Me temo que no. La costumbre de dar a la historia de las ciencias un sentido teleológico nos ha llevado a menudo a ver las elucubraciones de especialistas como una progresión, como un itinerario que nos lleva inexorablemente hacia un final certero y absoluto. Pero puestos bajo la lupa, todos esos intentos se revelan como formas arbitrarias de ordenamiento, regidas por valoraciones subjetivas, por convicciones dogmáticas o pragmatismos políticos. En ese sentido, la clasificación de los sabios chinos o medievales difiere poco de aquellas emprendidas posteriormente por los hombres de ciencia: todas ellas son el producto de aquello que Foucault en su momento tildó, acertadamente, de regímenes de verdad, y por tanto, son meros productos de la contingencia. ¿Cómo clasificar la música entonces?

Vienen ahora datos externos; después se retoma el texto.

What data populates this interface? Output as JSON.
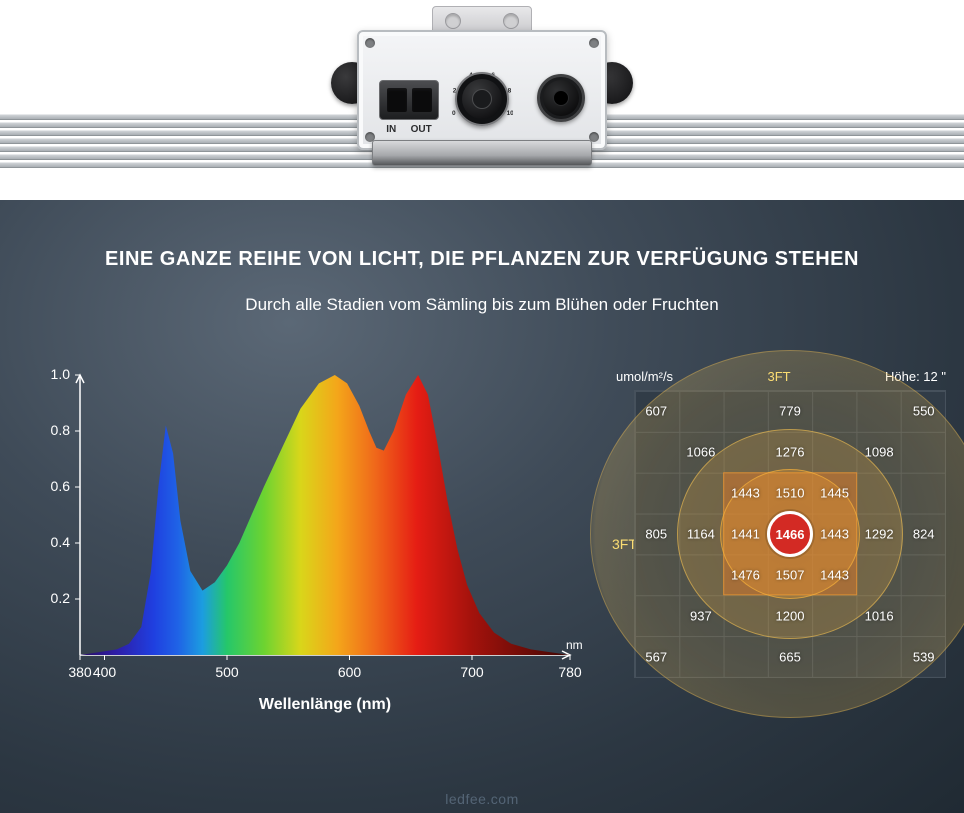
{
  "top": {
    "port_labels": [
      "IN",
      "OUT"
    ],
    "dial_ticks": [
      "0",
      "2",
      "4",
      "6",
      "8",
      "10"
    ]
  },
  "headline": "EINE GANZE REIHE VON LICHT, DIE PFLANZEN ZUR VERFÜGUNG STEHEN",
  "subhead": "Durch alle Stadien vom Sämling bis zum Blühen oder Fruchten",
  "spectrum_chart": {
    "type": "area-spectrum",
    "xlabel": "Wellenlänge   (nm)",
    "x_unit_label": "nm",
    "xlim": [
      380,
      780
    ],
    "ylim": [
      0,
      1.0
    ],
    "xticks": [
      380,
      400,
      500,
      600,
      700,
      780
    ],
    "yticks": [
      0.2,
      0.4,
      0.6,
      0.8,
      1.0
    ],
    "axis_color": "#ffffff",
    "axis_fontsize": 14,
    "label_fontsize": 16,
    "curve": [
      [
        380,
        0.0
      ],
      [
        395,
        0.01
      ],
      [
        410,
        0.02
      ],
      [
        420,
        0.04
      ],
      [
        430,
        0.1
      ],
      [
        438,
        0.3
      ],
      [
        444,
        0.6
      ],
      [
        450,
        0.82
      ],
      [
        456,
        0.72
      ],
      [
        462,
        0.48
      ],
      [
        470,
        0.3
      ],
      [
        480,
        0.23
      ],
      [
        490,
        0.26
      ],
      [
        500,
        0.32
      ],
      [
        510,
        0.4
      ],
      [
        520,
        0.5
      ],
      [
        530,
        0.6
      ],
      [
        545,
        0.74
      ],
      [
        560,
        0.88
      ],
      [
        575,
        0.97
      ],
      [
        588,
        1.0
      ],
      [
        598,
        0.97
      ],
      [
        608,
        0.89
      ],
      [
        616,
        0.8
      ],
      [
        622,
        0.74
      ],
      [
        628,
        0.73
      ],
      [
        636,
        0.8
      ],
      [
        646,
        0.93
      ],
      [
        656,
        1.0
      ],
      [
        664,
        0.93
      ],
      [
        672,
        0.75
      ],
      [
        680,
        0.55
      ],
      [
        688,
        0.38
      ],
      [
        696,
        0.25
      ],
      [
        706,
        0.15
      ],
      [
        718,
        0.08
      ],
      [
        732,
        0.04
      ],
      [
        748,
        0.02
      ],
      [
        764,
        0.01
      ],
      [
        780,
        0.0
      ]
    ],
    "gradient_stops": [
      [
        380,
        "#2a0e63"
      ],
      [
        410,
        "#2e1ea8"
      ],
      [
        440,
        "#1f3fe0"
      ],
      [
        460,
        "#1f63e6"
      ],
      [
        480,
        "#1c9de0"
      ],
      [
        500,
        "#25c76a"
      ],
      [
        530,
        "#6cd331"
      ],
      [
        560,
        "#d9d61a"
      ],
      [
        590,
        "#f4a61a"
      ],
      [
        620,
        "#f06a1a"
      ],
      [
        655,
        "#e51d14"
      ],
      [
        700,
        "#a3120c"
      ],
      [
        760,
        "#5a0a06"
      ],
      [
        780,
        "#3b0704"
      ]
    ],
    "background_color": "transparent"
  },
  "heatmap": {
    "type": "ppfd-grid",
    "unit_label": "umol/m²/s",
    "top_ft_label": "3FT",
    "side_ft_label": "3FT",
    "height_label": "Höhe: 12 \"",
    "ft_color": "#fbe27a",
    "grid_size": 7,
    "grid_line_color": "#46515c",
    "grid_fill_color": "#313c47",
    "center_value": 1466,
    "center_color": "#d32a24",
    "center_border": "#ffffff",
    "ring_color": "#f7c454",
    "square_fill": "rgba(228,122,40,.45)",
    "values": [
      {
        "v": 607,
        "cx": 0.5,
        "cy": 0.5
      },
      {
        "v": 779,
        "cx": 3.5,
        "cy": 0.5
      },
      {
        "v": 550,
        "cx": 6.5,
        "cy": 0.5
      },
      {
        "v": 1066,
        "cx": 1.5,
        "cy": 1.5
      },
      {
        "v": 1276,
        "cx": 3.5,
        "cy": 1.5
      },
      {
        "v": 1098,
        "cx": 5.5,
        "cy": 1.5
      },
      {
        "v": 1443,
        "cx": 2.5,
        "cy": 2.5
      },
      {
        "v": 1510,
        "cx": 3.5,
        "cy": 2.5
      },
      {
        "v": 1445,
        "cx": 4.5,
        "cy": 2.5
      },
      {
        "v": 805,
        "cx": 0.5,
        "cy": 3.5
      },
      {
        "v": 1164,
        "cx": 1.5,
        "cy": 3.5
      },
      {
        "v": 1441,
        "cx": 2.5,
        "cy": 3.5
      },
      {
        "v": 1443,
        "cx": 4.5,
        "cy": 3.5
      },
      {
        "v": 1292,
        "cx": 5.5,
        "cy": 3.5
      },
      {
        "v": 824,
        "cx": 6.5,
        "cy": 3.5
      },
      {
        "v": 1476,
        "cx": 2.5,
        "cy": 4.5
      },
      {
        "v": 1507,
        "cx": 3.5,
        "cy": 4.5
      },
      {
        "v": 1443,
        "cx": 4.5,
        "cy": 4.5
      },
      {
        "v": 937,
        "cx": 1.5,
        "cy": 5.5
      },
      {
        "v": 1200,
        "cx": 3.5,
        "cy": 5.5
      },
      {
        "v": 1016,
        "cx": 5.5,
        "cy": 5.5
      },
      {
        "v": 567,
        "cx": 0.5,
        "cy": 6.5
      },
      {
        "v": 665,
        "cx": 3.5,
        "cy": 6.5
      },
      {
        "v": 539,
        "cx": 6.5,
        "cy": 6.5
      }
    ]
  },
  "watermark": "ledfee.com"
}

La respuesta depende de los fines que quiere alcanzar dicha clasificación. A fin de cuentas, lo que han hecho los expertos en música a lo largo de la historia no difiere mucho de la tarea que emprende un coleccionista al ordenar sus discos. Como él, el experto también elige caprichosamente una opción entre las infinitas posibilidades de orden. Si la elección es productiva, el sistema se mostrará como eficiente. Pero todo sistema, aún el más detallado, padece de obsolescencia. La inclusión de nuevos ítems viene una y otra vez a revertir el orden (en mi estantería de música andina, por ejemplo, ya no entran más discos compactos, ¿dónde poner entonces las colecciones de Arguedas adquiridas en mi último viaje al Perú? ¿En el rubro de músicas del mundo o de músicas étnicas?). Aunque estas perturbaciones suelen suscitar pánico entre colegas, yo propongo prestar más atención a ellas, pues nos hacen notar las debilidades de nuestros sistemas y los criterios sobre los cuales se basan (¿por qué no consideré la música andina, el jazz o el rock como músicas étnicas? ¿qué presupuestos acepté como ciertos para justificar tales categorías?). Las contaminaciones pueden abrir puertas insospechadas. ¿Cómo clasificar, por ejemplo, el concierto de un coro de sordomudos cantando en lenguaje de señas? ¿Como música? En Tratado contra el método (1975) dice Paul Feyerabend que los científicos suelen descartar los datos empíricos que hacen peligrar sus teorías en aras de la condición de consistencia. Como el físico austríaco, creo que tales desequilibrios suelen ampliar nuestras nociones del mundo. Y eso, para mí, ya es razón suficiente para que sean bienvenidos.